Acá también se puede
“Creo que hoy en día nuestro grupo se ha ganado un lugar de bastante respeto a nivel de la comunidad internacional que trabaja en el ARN extracelular”, dice Tosar. Ese respeto se nota por consultas, participaciones en congresos e invitaciones a sumarse a proyectos. De hecho, recientemente fueron invitados a participar en un proyecto grande con financiación del Instituto de Salud de Estados Unidos.

“Este pequeño, humilde y durante mucho tiempo precario laboratorio del CIN, ahora está teniendo financiación que viene desde Estados Unidos.

Esa financiación viene tanto para aquí, Facultad de Ciencias, como al Institut Pasteur”, dice Tosar. “Eso nos permite expandirnos, formar más gente e incorporar más estudiantes, tratar de adquirir otro tipo de equipamientos… y sobre todo nos permite soñar más en grande”.
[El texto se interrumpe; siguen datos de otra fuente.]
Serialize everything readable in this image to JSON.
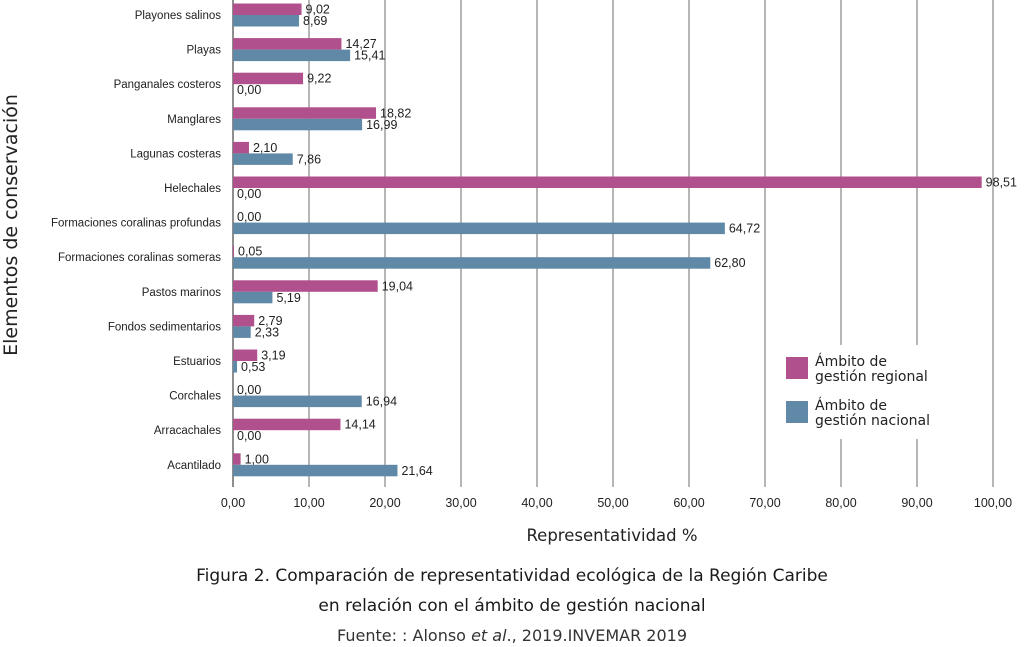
{
  "chart_data": {
    "type": "bar",
    "orientation": "horizontal",
    "categories": [
      "Playones salinos",
      "Playas",
      "Panganales costeros",
      "Manglares",
      "Lagunas costeras",
      "Helechales",
      "Formaciones coralinas profundas",
      "Formaciones coralinas someras",
      "Pastos marinos",
      "Fondos sedimentarios",
      "Estuarios",
      "Corchales",
      "Arracachales",
      "Acantilado"
    ],
    "series": [
      {
        "name": "Ámbito de gestión regional",
        "color": "#b0508c",
        "values": [
          9.02,
          14.27,
          9.22,
          18.82,
          2.1,
          98.51,
          0.0,
          0.05,
          19.04,
          2.79,
          3.19,
          0.0,
          14.14,
          1.0
        ],
        "labels": [
          "9,02",
          "14,27",
          "9,22",
          "18,82",
          "2,10",
          "98,51",
          "0,00",
          "0,05",
          "19,04",
          "2,79",
          "3,19",
          "0,00",
          "14,14",
          "1,00"
        ]
      },
      {
        "name": "Ámbito de gestión nacional",
        "color": "#5f89a6",
        "values": [
          8.69,
          15.41,
          0.0,
          16.99,
          7.86,
          0.0,
          64.72,
          62.8,
          5.19,
          2.33,
          0.53,
          16.94,
          0.0,
          21.64
        ],
        "labels": [
          "8,69",
          "15,41",
          "0,00",
          "16,99",
          "7,86",
          "0,00",
          "64,72",
          "62,80",
          "5,19",
          "2,33",
          "0,53",
          "16,94",
          "0,00",
          "21,64"
        ]
      }
    ],
    "xlim": [
      0,
      100
    ],
    "xticks": [
      0,
      10,
      20,
      30,
      40,
      50,
      60,
      70,
      80,
      90,
      100
    ],
    "xtick_labels": [
      "0,00",
      "10,00",
      "20,00",
      "30,00",
      "40,00",
      "50,00",
      "60,00",
      "70,00",
      "80,00",
      "90,00",
      "100,00"
    ],
    "xlabel": "Representatividad %",
    "ylabel": "Elementos de conservación",
    "legend_position": "right",
    "grid": "vertical",
    "legend_lines": [
      [
        "Ámbito de",
        "gestión regional"
      ],
      [
        "Ámbito de",
        "gestión nacional"
      ]
    ]
  },
  "caption": {
    "line1": "Figura 2. Comparación de representatividad ecológica de la Región Caribe",
    "line2": "en relación con el ámbito de gestión nacional",
    "source_prefix": "Fuente: : Alonso ",
    "source_em": "et al",
    "source_suffix": "., 2019.INVEMAR 2019"
  }
}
“Esto nos permite también tratar de trascender eso de decir ‘cómo me gustaría estudiar determinado tema, pero acá no se puede’”, dice luego. “Es cierto, no todo se puede hacer, pero en la medida en que uno empieza a generar ciertas redes de conexión con el exterior, y también con el apoyo nacional, que por suerte no nos ha faltado, entonces ese ‘acá no se puede’ empieza a cambiar por un ‘¿y por qué no?’”, afirma el investigador.

“¿Por qué tenemos que autolimitarnos a contestar preguntas que de repente son no tan grandes y no podemos pensar en la síntesis extracelular de proteínas? Y aunque de repente no vaya por ahí la cosa, en el proceso de hacerlo seguro que vamos a encontrarnos con cosas que sean maravillosas”.

Logros colectivos
Orientador de tesis de Tosar, director de la Unidad de Genómica Funcional del Institut Pasteur de Montevideo y grado 5 del Departamento de Medicina del Hospital de Clínicas de la Universidad de la República, Alfonso Cayota tiene muchísimo que ver con esta línea de investigación destacada por Nature.

“Es muy gratificante la publicación de esta nota, primero como científico uruguayo. Somos muy malos comunicadores, pero la comunidad científica uruguaya es de enorme valor y de enorme competencia y reconocimiento internacional. Esto es simplemente parte de ese reconocimiento”, dice Cayota.

“Todo esto nos lleva a decir que estamos por la buena vía, con la satisfacción de que estamos formando científicos jóvenes. Un poco el rol nuestro, que venimos hace más tiempo trabajando, es darles un poco más de protagonismo y darle rienda suelta a su capacidad de imaginación y apoyarlos en eso”, dice con genuina humildad.

Al respecto de la importancia de esta línea de trabajo, Cayota señala: “Obviamente, estas cosas necesitan ser estudiadas más en profundidad, que los demás grupos del mundo las tomen, hagan sus aportes y te contradigan, porque de esa discusión es que surge el buen conocimiento”.

Pero además de señalar el valor que tiene en cuanto a la biología de por sí, Cayota agrega: “Yo soy médico y ahora me terminé dedicando un poco a la biología básica, pero tratando de rescatar todo aquello que sea aplicable a la práctica clínica. De hecho, de muchas de las cosas que hacemos con Juan Pablo surgen nuevos elementos de diagnóstico, por ejemplo de biomarcadores para oncología y otras enfermedades”.

“Desde el punto de vista más general, de nuestra comunidad científica, mi reflexión es que tener este tipo de investigación, estar a la altura internacional, me recuerda a lo que decía un viejo profesor de medicina, Fernando Mañé Garzón, que sostenía que generar conocimiento científico en nuestro medio es una forma de no seguir siendo colonia, de tener cierto grado de soberanía”, reflexiona. “La tecnología se desarrolla en otros países, y generalmente compramos y tercerizamos muchas cosas. Lo de la covid-19 nos ha mostrado que podemos hacer cosas muy buenas, de nivel internacional, dando respuesta”.

“El del ARN extracelular es un mundo incógnito, incierto, no sabemos bien para qué es, pero puede tener una aplicación práctica como biomarcadores en cáncer y otras patologías. Eso es un poco en lo que estamos trabajando entre el Institut Pasteur, el Hospital de Clínicas y la Facultad de Ciencias”, señala.